Polystyrene nanoplastics induce size-associated oxidative-inflammatory stress, hepatic insulin-signaling impairment and metabolic disturbances in normal and diabetic mice
摘要
Nanoplastics are emerging pollutants that can cross biological barriers and perturb metabolic homeostasis. Polystyrene nanoplastics (PS-NPs) are frequently detected in food and drinking water; however, their size-dependent metabolic effects and the modifying role of pre-existing diabetes remain incompletely understood. This study aimed to investigate whether subchronic oral exposure to PS-NPs of different particle sizes altered hepatic insulin signaling and glucose-lipid homeostasis in normal and diabetic mice, and whether oxidative-inflammatory imbalance was associated with these responses.
ResultsWe found that PS-NP exposure induced size-dependent disturbances in metabolic and hepatic signaling endpoints. Among the tested particle sizes, 25 nm PS-NPs generally showed the largest apparent changes across several inflammatory, oxidative-stress, glycemic and insulin-signaling outcomes, although direct between-size differences were not uniformly established for all endpoints. PS-NP exposure increased serum levels of inflammatory cytokines (IL-6, CRP and TNF-α) and altered hepatic oxidative-stress markers, including the lipid peroxidation marker malondialdehyde (MDA) and antioxidant enzyme activities (CAT, SOD and GSH-Px), suggesting systemic inflammatory activation accompanied by hepatic oxidative-stress imbalance. These changes were associated with suppression of the hepatic IRS1-AKT-PPARγ axis and downregulation of GLUT4 expression, consistent with impaired insulin signaling and metabolic regulation. Compared with normal mice, diabetic mice exhibited exacerbated oxidative stress, inflammatory activation, and metabolic disturbance upon PS-NP exposure, suggesting higher susceptibility of metabolically compromised hosts to PS-NPs.

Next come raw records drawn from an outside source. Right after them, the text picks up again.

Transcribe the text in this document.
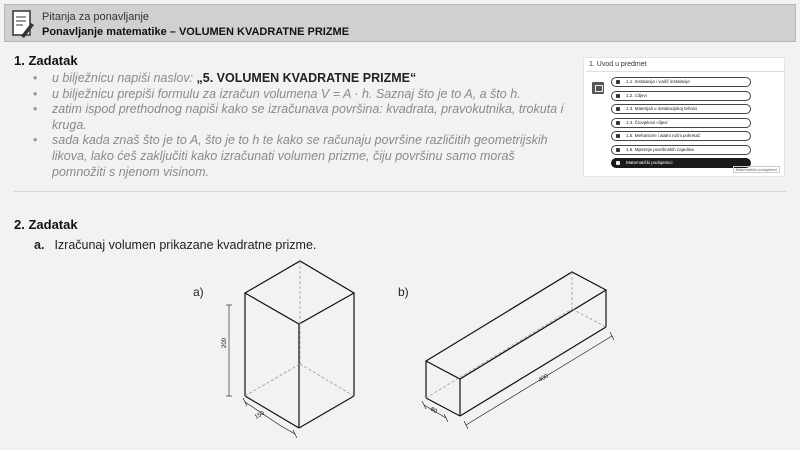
Pitanja za ponavljanje
Ponavljanje matematike – VOLUMEN KVADRATNE PRIZME
1. Zadatak
• u bilježnicu napiši naslov: „5. VOLUMEN KVADRATNE PRIZME“
• u bilježnicu prepiši formulu za izračun volumena V = A · h. Saznaj što je to A, a što h.
• zatim ispod prethodnog napiši kako se izračunava površina: kvadrata, pravokutnika, trokuta i kruga.
• sada kada znaš što je to A, što je to h te kako se računaju površine različitih geometrijskih likova, lako ćeš zaključiti kako izračunati volumen prizme, čiju površinu samo moraš pomnožiti s njenom visinom.
1. Uvod u predmet
1.1. Instalacija i vodič instalacije
1.2. Ciljevi
1.3. Materijali u instalacijskoj tehnici
1.4. Čiovjekovi ciljevi
1.5. Mehanizmi i alatni ručni pokretač
1.6. Mjerenje površinskih zajedina
Matematički podsjetnici
Matematički podsjetnici
2. Zadatak
a. Izračunaj volumen prikazane kvadratne prizme.
a)	b)
200
150	80
400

Exploratory SEM provided supportive evidence for an association between oxidative-inflammatory imbalance and hepatic insulin-signaling impairment, while downstream links to systemic metabolic disturbance require further validation. Exploratory multivariate analyses, including principal component analysis (PCA), linear discriminant analysis (LDA), and random forest (RF), suggested response patterns associated with metabolic background and particle size, but these analyses should be interpreted as supportive pattern-recognition tools rather than validated predictive models.

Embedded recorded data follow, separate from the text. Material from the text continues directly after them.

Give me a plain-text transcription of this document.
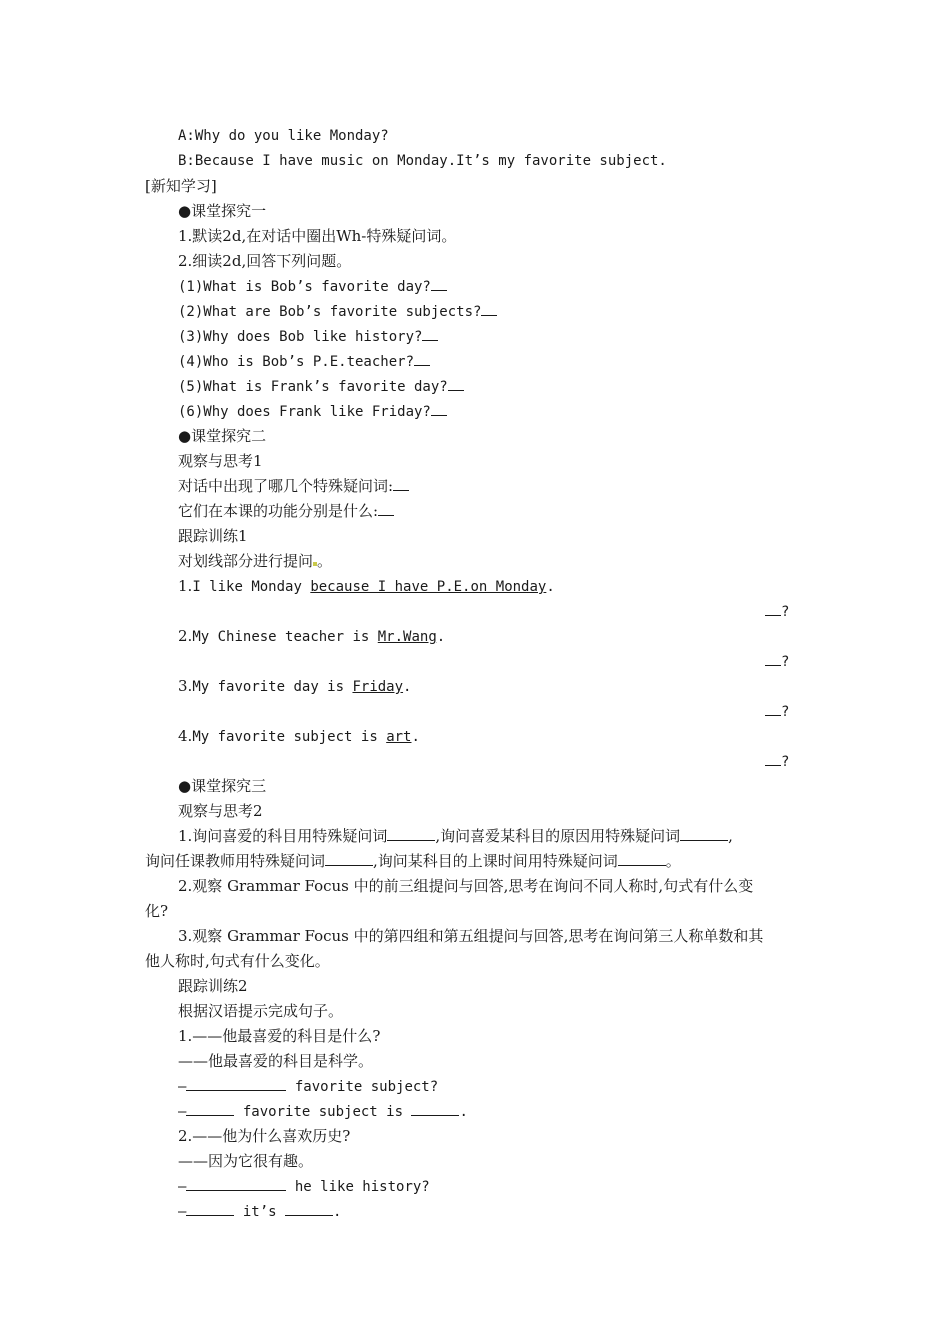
A:Why do you like Monday?
B:Because I have music on Monday.It’s my favorite subject.
[新知学习]
●课堂探究一
1.默读2d,在对话中圈出Wh-特殊疑问词。
2.细读2d,回答下列问题。
(1)What is Bob’s favorite day?
(2)What are Bob’s favorite subjects?
(3)Why does Bob like history?
(4)Who is Bob’s P.E.teacher?
(5)What is Frank’s favorite day?
(6)Why does Frank like Friday?
●课堂探究二
观察与思考1
对话中出现了哪几个特殊疑问词:
它们在本课的功能分别是什么:
跟踪训练1
对划线部分进行提问 。
1.I like Monday because I have P.E.on Monday.
?
2.My Chinese teacher is Mr.Wang.
?
3.My favorite day is Friday.
?
4.My favorite subject is art.
?
●课堂探究三
观察与思考2
1.询问喜爱的科目用特殊疑问词	,询问喜爱某科目的原因用特殊疑问词	,
询问任课教师用特殊疑问词	,询问某科目的上课时间用特殊疑问词	。
2.观察 Grammar Focus 中的前三组提问与回答,思考在询问不同人称时,句式有什么变
化?
3.观察 Grammar Focus 中的第四组和第五组提问与回答,思考在询问第三人称单数和其
他人称时,句式有什么变化。
跟踪训练2
根据汉语提示完成句子。
1.——他最喜爱的科目是什么?
——他最喜爱的科目是科学。
—	favorite subject?
—	favorite subject is	.
2.——他为什么喜欢历史?
——因为它很有趣。
—	he like history?
—	it’s	.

ConclusionsThis study suggests that PS-NPs may act as metabolic stressors under the present experimental conditions, with their effects influenced by particle size and host metabolic background. By integrating classical toxicological methods with exploratory computational modeling, our findings provide mechanistic clues and preliminary data-driven evidence that PS-NP exposure may be associated with hepatic insulin-signaling impairment and metabolic disturbance, underscoring the need to assess nanomaterial safety in metabolically vulnerable populations.